Protests Prompt Coca-Cola to Downscale Marketing in Schools

14 March 2001

Coca-Cola president Jeffery Dunn will today tell a meeting of educationalists in Washington that his company plans to become less aggressive in its marketing programs within schools.

Sensitive to a growing tide of criticism about its hardline marketing methods, the company will terminate its exclusive contracts with a number of schools under which it is the sole supplier of machines vending juice, milk and water.

Coke will also honor the requests of many schools by replacing its ads on the machines with depictions of students engaged in sports and other activities, at the same time limiting the hours and in-school locations where soft drinks are sold.

According to the Center for Commercial-Free Public Education, some 240 schools in thirty-one states are now tied to commercial arrangements with Coca-Cola and other major advertisers.
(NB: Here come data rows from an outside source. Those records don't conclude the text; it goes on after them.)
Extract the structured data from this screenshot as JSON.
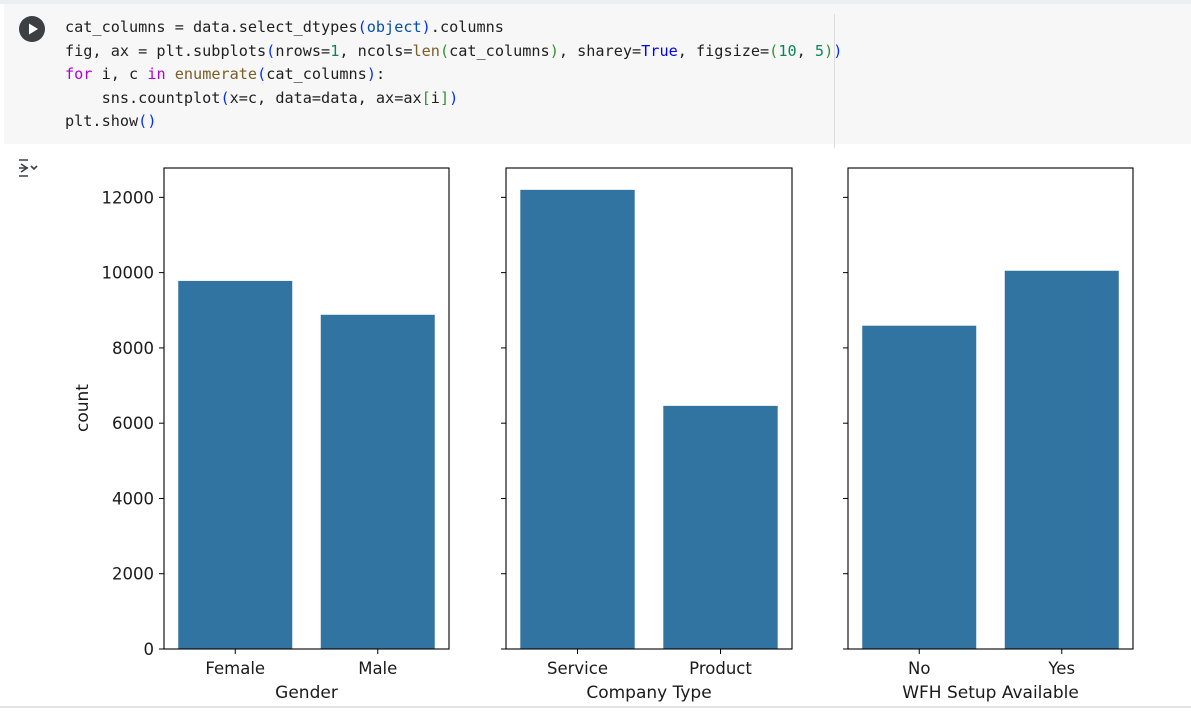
{
  "cell": {
    "run_button": "run-cell",
    "output_toggle": "collapse-output-icon",
    "code_lines": [
      "cat_columns = data.select_dtypes(object).columns",
      "fig, ax = plt.subplots(nrows=1, ncols=len(cat_columns), sharey=True, figsize=(10, 5))",
      "for i, c in enumerate(cat_columns):",
      "    sns.countplot(x=c, data=data, ax=ax[i])",
      "plt.show()"
    ]
  },
  "colors": {
    "bar": "#3274a1",
    "code_background": "#f7f7f7"
  },
  "chart_data": [
    {
      "type": "bar",
      "categories": [
        "Female",
        "Male"
      ],
      "values": [
        9780,
        8880
      ],
      "xlabel": "Gender",
      "ylabel": "count",
      "ylim": [
        0,
        12780
      ],
      "yticks": [
        0,
        2000,
        4000,
        6000,
        8000,
        10000,
        12000
      ],
      "ytick_labels": [
        "0",
        "2000",
        "4000",
        "6000",
        "8000",
        "10000",
        "12000"
      ]
    },
    {
      "type": "bar",
      "categories": [
        "Service",
        "Product"
      ],
      "values": [
        12200,
        6460
      ],
      "xlabel": "Company Type",
      "ylabel": "",
      "ylim": [
        0,
        12780
      ]
    },
    {
      "type": "bar",
      "categories": [
        "No",
        "Yes"
      ],
      "values": [
        8590,
        10050
      ],
      "xlabel": "WFH Setup Available",
      "ylabel": "",
      "ylim": [
        0,
        12780
      ]
    }
  ]
}
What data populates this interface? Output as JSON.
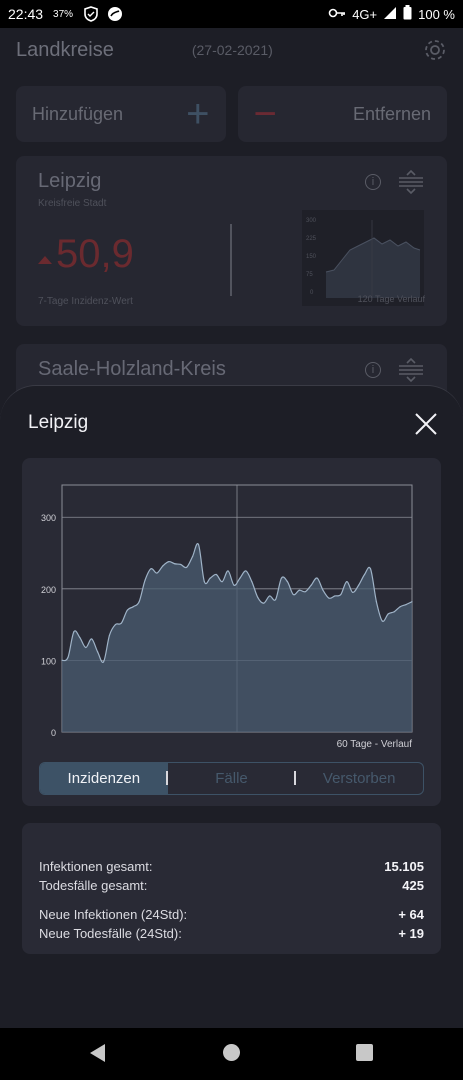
{
  "status_bar": {
    "time": "22:43",
    "battery_small": "37%",
    "network": "4G+",
    "battery": "100 %"
  },
  "app": {
    "title": "Landkreise",
    "date": "(27-02-2021)",
    "add_label": "Hinzufügen",
    "remove_label": "Entfernen",
    "cards": [
      {
        "name": "Leipzig",
        "type": "Kreisfreie Stadt",
        "value": "50,9",
        "value_label": "7-Tage Inzidenz-Wert",
        "mini_chart_label": "120 Tage Verlauf",
        "mini_ticks": [
          "300",
          "225",
          "150",
          "75",
          "0"
        ]
      },
      {
        "name": "Saale-Holzland-Kreis"
      }
    ]
  },
  "sheet": {
    "title": "Leipzig",
    "chart_caption": "60 Tage - Verlauf",
    "tabs": [
      "Inzidenzen",
      "Fälle",
      "Verstorben"
    ],
    "active_tab": 0,
    "stats": [
      {
        "label": "Infektionen gesamt:",
        "value": "15.105"
      },
      {
        "label": "Todesfälle gesamt:",
        "value": "425"
      },
      {
        "label": "Neue Infektionen (24Std):",
        "value": "+ 64"
      },
      {
        "label": "Neue Todesfälle (24Std):",
        "value": "+ 19"
      }
    ]
  },
  "colors": {
    "accent": "#3d5266",
    "area_fill": "#4a5c70",
    "area_line": "#9fb3c7",
    "negative": "#6b2a2f"
  },
  "chart_data": {
    "type": "area",
    "title": "",
    "xlabel": "60 Tage - Verlauf",
    "ylabel": "",
    "ylim": [
      0,
      345
    ],
    "yticks": [
      0,
      100,
      200,
      300
    ],
    "grid": true,
    "x": [
      1,
      2,
      3,
      4,
      5,
      6,
      7,
      8,
      9,
      10,
      11,
      12,
      13,
      14,
      15,
      16,
      17,
      18,
      19,
      20,
      21,
      22,
      23,
      24,
      25,
      26,
      27,
      28,
      29,
      30,
      31,
      32,
      33,
      34,
      35,
      36,
      37,
      38,
      39,
      40,
      41,
      42,
      43,
      44,
      45,
      46,
      47,
      48,
      49,
      50,
      51,
      52,
      53,
      54,
      55,
      56,
      57,
      58,
      59,
      60
    ],
    "values": [
      100,
      104,
      140,
      132,
      118,
      130,
      112,
      98,
      135,
      150,
      152,
      170,
      175,
      182,
      212,
      228,
      222,
      232,
      238,
      235,
      234,
      230,
      245,
      262,
      210,
      215,
      220,
      210,
      225,
      205,
      215,
      225,
      210,
      188,
      180,
      190,
      185,
      215,
      210,
      192,
      198,
      196,
      205,
      215,
      198,
      187,
      190,
      192,
      210,
      195,
      205,
      220,
      228,
      182,
      155,
      165,
      168,
      175,
      178,
      182
    ]
  }
}
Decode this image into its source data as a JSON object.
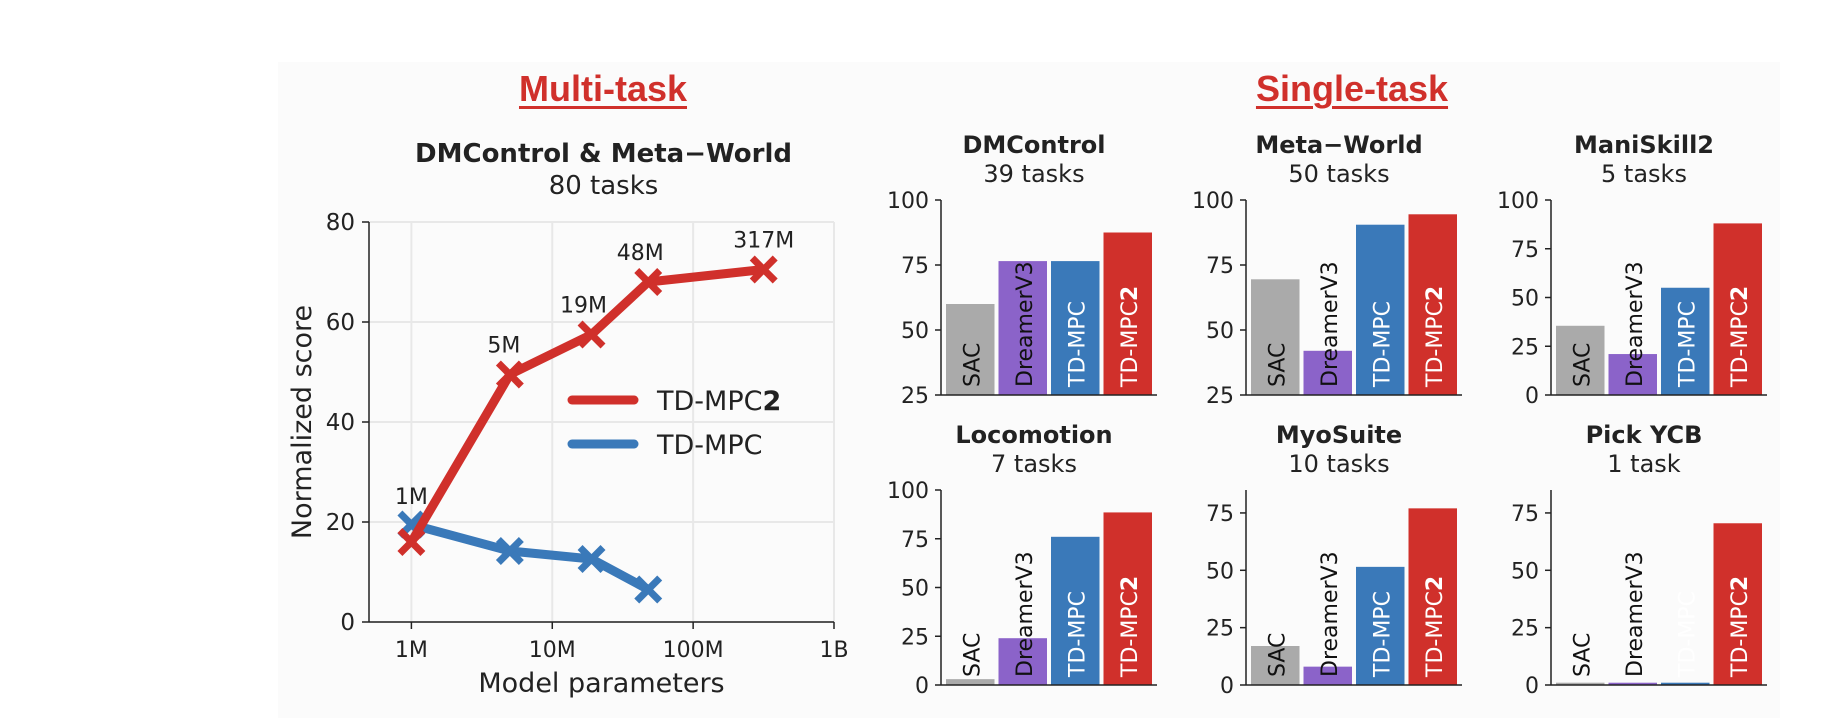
{
  "headings": {
    "multi": "Multi-task",
    "single": "Single-task"
  },
  "colors": {
    "heading": "#d0302b",
    "tdmpc2": "#d0302b",
    "tdmpc": "#3a79b9",
    "sac": "#aaaaaa",
    "dreamer": "#8b63c9",
    "grid": "#e8e8e8",
    "axis": "#222222",
    "text": "#222222"
  },
  "chart_data": [
    {
      "type": "line",
      "title": "DMControl & Meta−World",
      "subtitle": "80 tasks",
      "xlabel": "Model parameters",
      "ylabel": "Normalized score",
      "xscale": "log",
      "xlim": [
        500000,
        1000000000
      ],
      "ylim": [
        0,
        80
      ],
      "xticks": [
        1000000,
        10000000,
        100000000,
        1000000000
      ],
      "xtick_labels": [
        "1M",
        "10M",
        "100M",
        "1B"
      ],
      "yticks": [
        0,
        20,
        40,
        60,
        80
      ],
      "grid": true,
      "legend": "center-right",
      "series": [
        {
          "name": "TD-MPC2",
          "name_plain": "TD-MPC",
          "name_bold": "2",
          "color": "#d0302b",
          "x": [
            1000000,
            5000000,
            19000000,
            48000000,
            317000000
          ],
          "y": [
            16,
            49.5,
            57.5,
            68,
            70.5
          ],
          "point_labels": [
            "1M",
            "5M",
            "19M",
            "48M",
            "317M"
          ]
        },
        {
          "name": "TD-MPC",
          "color": "#3a79b9",
          "x": [
            1000000,
            5000000,
            19000000,
            48000000
          ],
          "y": [
            19.5,
            14.2,
            12.6,
            6.5
          ]
        }
      ]
    },
    {
      "type": "bar",
      "title": "DMControl",
      "subtitle": "39 tasks",
      "categories": [
        "SAC",
        "DreamerV3",
        "TD-MPC",
        "TD-MPC2"
      ],
      "values": [
        60,
        76.5,
        76.5,
        87.5
      ],
      "ylim": [
        25,
        100
      ],
      "yticks": [
        25,
        50,
        75,
        100
      ]
    },
    {
      "type": "bar",
      "title": "Meta−World",
      "subtitle": "50 tasks",
      "categories": [
        "SAC",
        "DreamerV3",
        "TD-MPC",
        "TD-MPC2"
      ],
      "values": [
        69.5,
        42,
        90.5,
        94.5
      ],
      "ylim": [
        25,
        100
      ],
      "yticks": [
        25,
        50,
        75,
        100
      ]
    },
    {
      "type": "bar",
      "title": "ManiSkill2",
      "subtitle": "5 tasks",
      "categories": [
        "SAC",
        "DreamerV3",
        "TD-MPC",
        "TD-MPC2"
      ],
      "values": [
        35.5,
        21,
        55,
        88
      ],
      "ylim": [
        0,
        100
      ],
      "yticks": [
        0,
        25,
        50,
        75,
        100
      ]
    },
    {
      "type": "bar",
      "title": "Locomotion",
      "subtitle": "7 tasks",
      "categories": [
        "SAC",
        "DreamerV3",
        "TD-MPC",
        "TD-MPC2"
      ],
      "values": [
        3,
        24,
        76,
        88.5
      ],
      "ylim": [
        0,
        100
      ],
      "yticks": [
        0,
        25,
        50,
        75,
        100
      ]
    },
    {
      "type": "bar",
      "title": "MyoSuite",
      "subtitle": "10 tasks",
      "categories": [
        "SAC",
        "DreamerV3",
        "TD-MPC",
        "TD-MPC2"
      ],
      "values": [
        17,
        8,
        51.5,
        77
      ],
      "ylim": [
        0,
        85
      ],
      "yticks": [
        0,
        25,
        50,
        75
      ]
    },
    {
      "type": "bar",
      "title": "Pick YCB",
      "subtitle": "1 task",
      "categories": [
        "SAC",
        "DreamerV3",
        "TD-MPC",
        "TD-MPC2"
      ],
      "values": [
        1,
        1,
        1,
        70.5
      ],
      "ylim": [
        0,
        85
      ],
      "yticks": [
        0,
        25,
        50,
        75
      ]
    }
  ]
}
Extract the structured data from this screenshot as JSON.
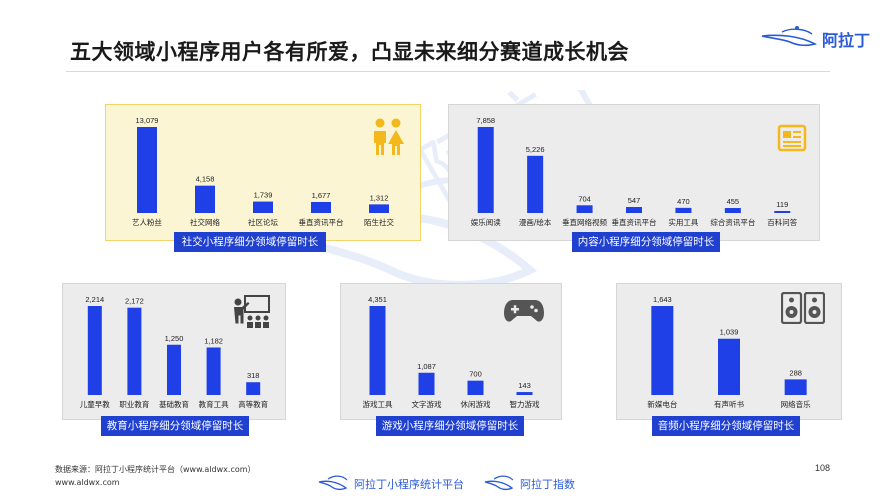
{
  "header": {
    "title": "五大领域小程序用户各有所爱，凸显未来细分赛道成长机会",
    "logo_text": "阿拉丁"
  },
  "colors": {
    "bar": "#1e40e6",
    "caption_bg": "#2040d0",
    "yellow_panel": "#fbf5d4",
    "grey_panel": "#ececec",
    "accent_yellow": "#f2b81c",
    "icon_grey": "#555555"
  },
  "chart_data": [
    {
      "type": "bar",
      "caption": "社交小程序细分领域停留时长",
      "icon": "people-icon",
      "categories": [
        "艺人粉丝",
        "社交网络",
        "社区论坛",
        "垂直资讯平台",
        "陌生社交"
      ],
      "value_labels": [
        "13,079",
        "4,158",
        "1,739",
        "1,677",
        "1,312"
      ],
      "values": [
        13079,
        4158,
        1739,
        1677,
        1312
      ]
    },
    {
      "type": "bar",
      "caption": "内容小程序细分领域停留时长",
      "icon": "newspaper-icon",
      "categories": [
        "娱乐阅读",
        "漫画/绘本",
        "垂直网络视频",
        "垂直资讯平台",
        "实用工具",
        "综合资讯平台",
        "百科问答"
      ],
      "value_labels": [
        "7,858",
        "5,226",
        "704",
        "547",
        "470",
        "455",
        "119"
      ],
      "values": [
        7858,
        5226,
        704,
        547,
        470,
        455,
        119
      ]
    },
    {
      "type": "bar",
      "caption": "教育小程序细分领域停留时长",
      "icon": "teacher-icon",
      "categories": [
        "儿童早教",
        "职业教育",
        "基础教育",
        "教育工具",
        "高等教育"
      ],
      "value_labels": [
        "2,214",
        "2,172",
        "1,250",
        "1,182",
        "318"
      ],
      "values": [
        2214,
        2172,
        1250,
        1182,
        318
      ]
    },
    {
      "type": "bar",
      "caption": "游戏小程序细分领域停留时长",
      "icon": "gamepad-icon",
      "categories": [
        "游戏工具",
        "文字游戏",
        "休闲游戏",
        "智力游戏"
      ],
      "value_labels": [
        "4,351",
        "1,087",
        "700",
        "143"
      ],
      "values": [
        4351,
        1087,
        700,
        143
      ]
    },
    {
      "type": "bar",
      "caption": "音频小程序细分领域停留时长",
      "icon": "speaker-icon",
      "categories": [
        "新媒电台",
        "有声听书",
        "网络音乐"
      ],
      "value_labels": [
        "1,643",
        "1,039",
        "288"
      ],
      "values": [
        1643,
        1039,
        288
      ]
    }
  ],
  "footer": {
    "source_line1": "数据来源：阿拉丁小程序统计平台（www.aldwx.com）",
    "source_line2": "www.aldwx.com",
    "page_number": "108",
    "brand1": "阿拉丁小程序统计平台",
    "brand2": "阿拉丁指数"
  }
}
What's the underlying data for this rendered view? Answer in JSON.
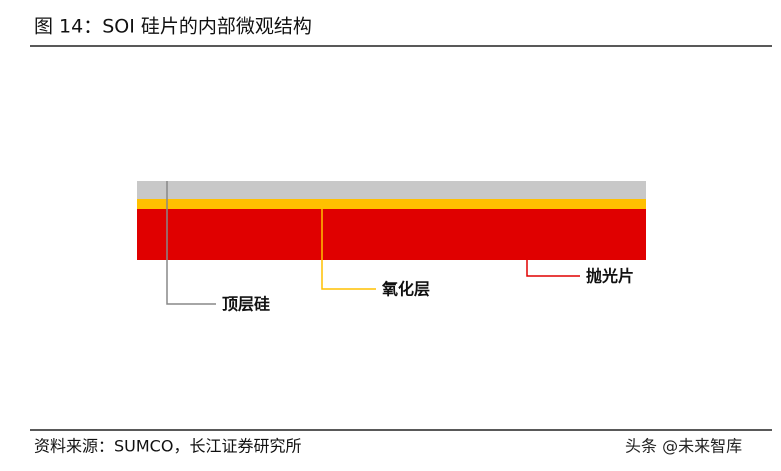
{
  "header": {
    "title": "图 14：SOI 硅片的内部微观结构"
  },
  "diagram": {
    "layers": [
      {
        "label": "顶层硅"
      },
      {
        "label": "氧化层"
      },
      {
        "label": "抛光片"
      }
    ]
  },
  "footer": {
    "source": "资料来源：SUMCO，长江证券研究所",
    "watermark": "头条 @未来智库"
  }
}
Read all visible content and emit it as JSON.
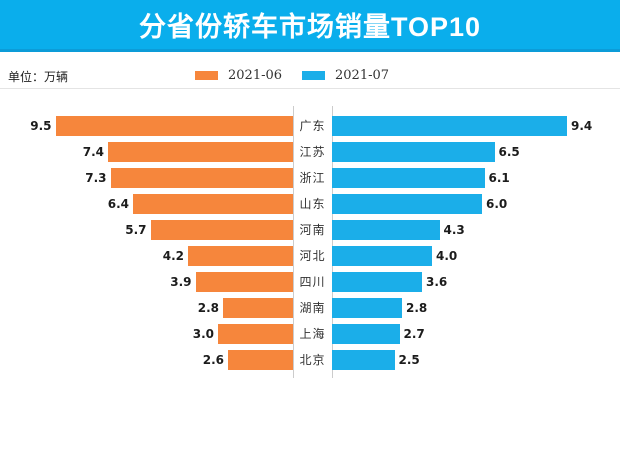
{
  "title": "分省份轿车市场销量TOP10",
  "unit_label": "单位：万辆",
  "legend": [
    {
      "label": "2021-06",
      "color": "#f6863c"
    },
    {
      "label": "2021-07",
      "color": "#1baee9"
    }
  ],
  "colors": {
    "banner": "#0aaeec",
    "banner_edge": "#0c9cd8",
    "june_bar": "#f6863c",
    "july_bar": "#1baee9",
    "axis": "#cccccc"
  },
  "chart_data": {
    "type": "bar",
    "variant": "tornado",
    "title": "分省份轿车市场销量TOP10",
    "unit": "万辆",
    "legend_position": "top",
    "categories": [
      "广东",
      "江苏",
      "浙江",
      "山东",
      "河南",
      "河北",
      "四川",
      "湖南",
      "上海",
      "北京"
    ],
    "series": [
      {
        "name": "2021-06",
        "side": "left",
        "values": [
          9.5,
          7.4,
          7.3,
          6.4,
          5.7,
          4.2,
          3.9,
          2.8,
          3.0,
          2.6
        ]
      },
      {
        "name": "2021-07",
        "side": "right",
        "values": [
          9.4,
          6.5,
          6.1,
          6.0,
          4.3,
          4.0,
          3.6,
          2.8,
          2.7,
          2.5
        ]
      }
    ],
    "xlim": [
      0,
      10
    ],
    "value_labels": true,
    "grid": false
  }
}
Coke has been in the van of the schools invasion which, accuses the Center and other critics, exploits the vulnerability of schools where budgets are taut to breaking-point.

As a result, special advertiser-created curricula result in thousands of schoolchildren learning to count using Cheerios and Tootsie Rolls, while environmental safety is taught via Exxon films.

The increasing dependence of schools on such deals is exemplified by a Colorado Springs district official writing to all teachers suggesting they ensure vending machines were turned off only for the half-hour before and after breakfast, to meet the Coke-imposed sales minimum of 70,000 cases a year.

Says Coca-Cola’s Dunn: “We've always been committed to promoting a learning environment that does not become commercialized. Now we're prepared to take this commitment a step further, reducing our commercial presence in other areas, as well."

But his altruism failed to impress critics. “This is not about education," says CCFPE executive director Andrew Hagelshaw. “Coke is making a business decision to try to stay in schools. They've seen the writing on the wall, they know that exclusive contracts are on their way out, and they're doing everything they can to stay in the schools."